Fig. 4. Bioprinting and culture of constructs containing astrocytes.

(A) Fluorescence microscopy images (green, phalloidin; blue, DAPI) and (B) metabolic activity of astrocytes (2 × 10⁶ cells ml⁻¹) encapsulated in GelMA⁺ hydrogels with varied GelMA concentrations (2.5 to 10 wt %). a.u., arbitrary unit. (C) Confocal laser scanning microscopy images (green, phalloidin; blue, DAPI) of printed multilayer lattices with 90° or 60° angles between adjacent layers (2 days). (D) Quantified cell viability and (E) LIVE/DEAD-stained astrocytes (green, calcein AM; red, ethidium homodimer-1) after bioprinting and culture for up to 7 days. Two-tailed Mann-Whitney test (n = 3). (F) High-magnification fluorescence microscopy images of astrocytes (green, phalloidin; blue, DAPI) in printed constructs (2 days). GelMA⁺ (2.5 wt %) and astrocytes (2 × 10⁶ ml⁻¹) were used for bioprinting in (C) to (F). Scale bars, 100 μm (A, E, and F) and 500 μm (C).

Fig. 5. Exploring complementary network bioinks for tissue engineering.

(A) Bioprinting a porous cylinder construct (diameter, 2 cm; height, 1 cm) with Saos-2 cells in the bioink. Numbers on the images indicate the printing process. (B) Images of a printed cylinder before (0 day) and after culture (14 days).
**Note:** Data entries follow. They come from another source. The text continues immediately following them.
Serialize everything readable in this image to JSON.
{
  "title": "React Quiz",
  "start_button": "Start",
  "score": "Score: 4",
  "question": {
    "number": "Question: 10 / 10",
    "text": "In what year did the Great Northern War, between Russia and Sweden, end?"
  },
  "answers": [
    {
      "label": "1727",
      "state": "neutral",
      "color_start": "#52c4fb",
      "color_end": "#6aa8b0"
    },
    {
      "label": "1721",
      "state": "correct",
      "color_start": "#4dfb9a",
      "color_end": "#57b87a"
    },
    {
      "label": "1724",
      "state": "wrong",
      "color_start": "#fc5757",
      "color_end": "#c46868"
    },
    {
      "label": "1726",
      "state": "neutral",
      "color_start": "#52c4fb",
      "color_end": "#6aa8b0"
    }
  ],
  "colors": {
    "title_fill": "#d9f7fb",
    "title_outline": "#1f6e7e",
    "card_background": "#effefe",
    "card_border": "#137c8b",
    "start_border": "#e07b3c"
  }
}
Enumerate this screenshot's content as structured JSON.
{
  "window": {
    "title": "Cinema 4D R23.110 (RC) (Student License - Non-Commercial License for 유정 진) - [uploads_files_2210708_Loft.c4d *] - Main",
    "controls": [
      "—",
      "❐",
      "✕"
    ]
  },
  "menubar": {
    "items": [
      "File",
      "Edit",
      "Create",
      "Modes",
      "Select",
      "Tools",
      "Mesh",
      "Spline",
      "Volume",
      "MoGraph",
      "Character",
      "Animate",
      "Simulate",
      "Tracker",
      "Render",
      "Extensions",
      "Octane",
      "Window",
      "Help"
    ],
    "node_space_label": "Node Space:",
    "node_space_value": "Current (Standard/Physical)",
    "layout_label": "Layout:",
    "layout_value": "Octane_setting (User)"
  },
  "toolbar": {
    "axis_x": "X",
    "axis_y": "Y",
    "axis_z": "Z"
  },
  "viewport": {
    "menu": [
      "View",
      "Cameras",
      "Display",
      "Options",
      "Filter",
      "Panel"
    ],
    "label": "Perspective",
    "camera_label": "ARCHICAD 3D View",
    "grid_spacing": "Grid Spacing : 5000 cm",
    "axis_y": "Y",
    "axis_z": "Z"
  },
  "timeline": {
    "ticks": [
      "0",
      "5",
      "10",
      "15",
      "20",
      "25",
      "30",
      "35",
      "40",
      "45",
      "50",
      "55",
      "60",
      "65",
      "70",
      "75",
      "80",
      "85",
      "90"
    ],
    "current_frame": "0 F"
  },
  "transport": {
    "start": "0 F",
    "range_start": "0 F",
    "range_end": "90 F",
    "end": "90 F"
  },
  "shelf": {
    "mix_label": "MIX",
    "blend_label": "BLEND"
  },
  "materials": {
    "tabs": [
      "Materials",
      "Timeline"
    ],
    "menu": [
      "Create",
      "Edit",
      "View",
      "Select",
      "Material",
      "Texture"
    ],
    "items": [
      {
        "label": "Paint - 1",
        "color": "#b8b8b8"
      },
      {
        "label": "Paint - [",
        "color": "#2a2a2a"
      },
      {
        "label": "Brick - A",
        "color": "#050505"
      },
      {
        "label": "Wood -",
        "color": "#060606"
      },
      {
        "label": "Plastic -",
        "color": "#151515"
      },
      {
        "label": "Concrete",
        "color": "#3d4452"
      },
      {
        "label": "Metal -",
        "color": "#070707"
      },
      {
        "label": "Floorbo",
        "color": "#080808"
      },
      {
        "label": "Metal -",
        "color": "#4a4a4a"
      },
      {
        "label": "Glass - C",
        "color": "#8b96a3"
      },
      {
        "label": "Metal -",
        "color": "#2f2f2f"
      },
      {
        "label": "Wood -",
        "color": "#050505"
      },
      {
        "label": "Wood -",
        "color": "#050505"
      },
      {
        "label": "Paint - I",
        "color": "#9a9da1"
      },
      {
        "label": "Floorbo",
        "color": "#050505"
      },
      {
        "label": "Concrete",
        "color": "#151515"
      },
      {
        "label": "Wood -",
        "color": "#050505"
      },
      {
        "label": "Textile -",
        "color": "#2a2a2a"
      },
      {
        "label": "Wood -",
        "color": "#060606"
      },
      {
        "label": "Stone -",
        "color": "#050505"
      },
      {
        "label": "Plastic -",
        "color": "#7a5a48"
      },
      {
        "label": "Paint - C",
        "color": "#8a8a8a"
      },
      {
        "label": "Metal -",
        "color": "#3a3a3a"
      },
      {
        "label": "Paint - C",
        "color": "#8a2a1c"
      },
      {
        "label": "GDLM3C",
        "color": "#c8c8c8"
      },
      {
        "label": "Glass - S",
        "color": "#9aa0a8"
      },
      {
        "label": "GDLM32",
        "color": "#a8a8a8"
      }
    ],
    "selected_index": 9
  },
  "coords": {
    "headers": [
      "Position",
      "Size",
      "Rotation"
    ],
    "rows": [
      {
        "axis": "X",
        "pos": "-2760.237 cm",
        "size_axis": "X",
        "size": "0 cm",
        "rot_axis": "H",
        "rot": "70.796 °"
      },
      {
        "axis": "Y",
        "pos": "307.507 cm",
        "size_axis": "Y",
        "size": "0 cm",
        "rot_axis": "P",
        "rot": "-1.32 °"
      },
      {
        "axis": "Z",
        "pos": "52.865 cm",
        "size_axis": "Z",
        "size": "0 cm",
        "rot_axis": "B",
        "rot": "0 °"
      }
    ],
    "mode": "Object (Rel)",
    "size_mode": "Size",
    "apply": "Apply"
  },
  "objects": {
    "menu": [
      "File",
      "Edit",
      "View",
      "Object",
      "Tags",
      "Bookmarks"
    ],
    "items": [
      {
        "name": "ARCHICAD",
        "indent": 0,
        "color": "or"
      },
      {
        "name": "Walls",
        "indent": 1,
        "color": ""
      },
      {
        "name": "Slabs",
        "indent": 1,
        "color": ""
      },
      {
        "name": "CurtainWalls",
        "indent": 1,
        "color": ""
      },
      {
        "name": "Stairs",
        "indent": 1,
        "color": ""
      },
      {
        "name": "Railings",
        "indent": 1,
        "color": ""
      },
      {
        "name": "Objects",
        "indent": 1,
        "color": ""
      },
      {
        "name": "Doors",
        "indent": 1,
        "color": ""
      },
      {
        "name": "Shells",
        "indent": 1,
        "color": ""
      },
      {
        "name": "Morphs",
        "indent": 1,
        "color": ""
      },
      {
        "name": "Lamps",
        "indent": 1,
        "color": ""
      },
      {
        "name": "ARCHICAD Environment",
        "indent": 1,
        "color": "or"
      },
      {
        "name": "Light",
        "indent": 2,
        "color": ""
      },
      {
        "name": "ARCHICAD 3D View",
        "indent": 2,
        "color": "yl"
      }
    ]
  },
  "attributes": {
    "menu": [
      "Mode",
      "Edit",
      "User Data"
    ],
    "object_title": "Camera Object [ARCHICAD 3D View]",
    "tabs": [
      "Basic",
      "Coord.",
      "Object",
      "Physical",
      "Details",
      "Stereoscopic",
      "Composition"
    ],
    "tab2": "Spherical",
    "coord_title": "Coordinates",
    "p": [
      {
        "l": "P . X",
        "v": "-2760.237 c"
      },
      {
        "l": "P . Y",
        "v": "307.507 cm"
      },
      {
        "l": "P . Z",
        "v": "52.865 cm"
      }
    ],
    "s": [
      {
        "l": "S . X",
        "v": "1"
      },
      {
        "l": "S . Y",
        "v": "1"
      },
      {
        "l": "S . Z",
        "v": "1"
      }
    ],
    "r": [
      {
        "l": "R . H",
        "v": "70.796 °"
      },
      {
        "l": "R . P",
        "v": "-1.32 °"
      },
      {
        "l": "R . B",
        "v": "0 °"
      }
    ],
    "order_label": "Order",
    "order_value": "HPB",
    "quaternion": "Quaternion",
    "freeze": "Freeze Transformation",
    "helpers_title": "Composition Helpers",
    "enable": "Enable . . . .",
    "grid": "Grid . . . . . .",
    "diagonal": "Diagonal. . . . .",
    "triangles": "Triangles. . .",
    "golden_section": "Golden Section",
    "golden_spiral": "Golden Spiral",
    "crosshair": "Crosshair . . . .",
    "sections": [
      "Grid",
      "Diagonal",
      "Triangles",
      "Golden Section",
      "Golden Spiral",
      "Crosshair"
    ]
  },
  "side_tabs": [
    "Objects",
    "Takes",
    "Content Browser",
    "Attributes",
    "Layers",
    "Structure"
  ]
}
The microscopy image (hematoxylin and eosin staining) of the cylinder cross section indicates the maintenance of a uniform pattern during tissue formation. (C) Alizarin Red S staining of printed samples (14 days). The higher-magnification images indicate the top and bottom layers along the height of the cylinder. (D) Trifurcated tubular bioprinted constructs that replicate their digital design. (E) Normalized ALP activity and (F) Alizarin Red S staining of samples at different positions along the length of the trifurcated tube after 14 days of culture. GelMA⁺ (5 wt %), Saos-2 (7.5 × 10⁶ ml⁻¹), and osteogenic medium were used throughout. Scale bars, 5 mm (A, B, and D), 1 mm (C, left, and F), and 100 μm (C, right). Credit for all photographs in this figure: Liliang Ouyang, Imperial College London.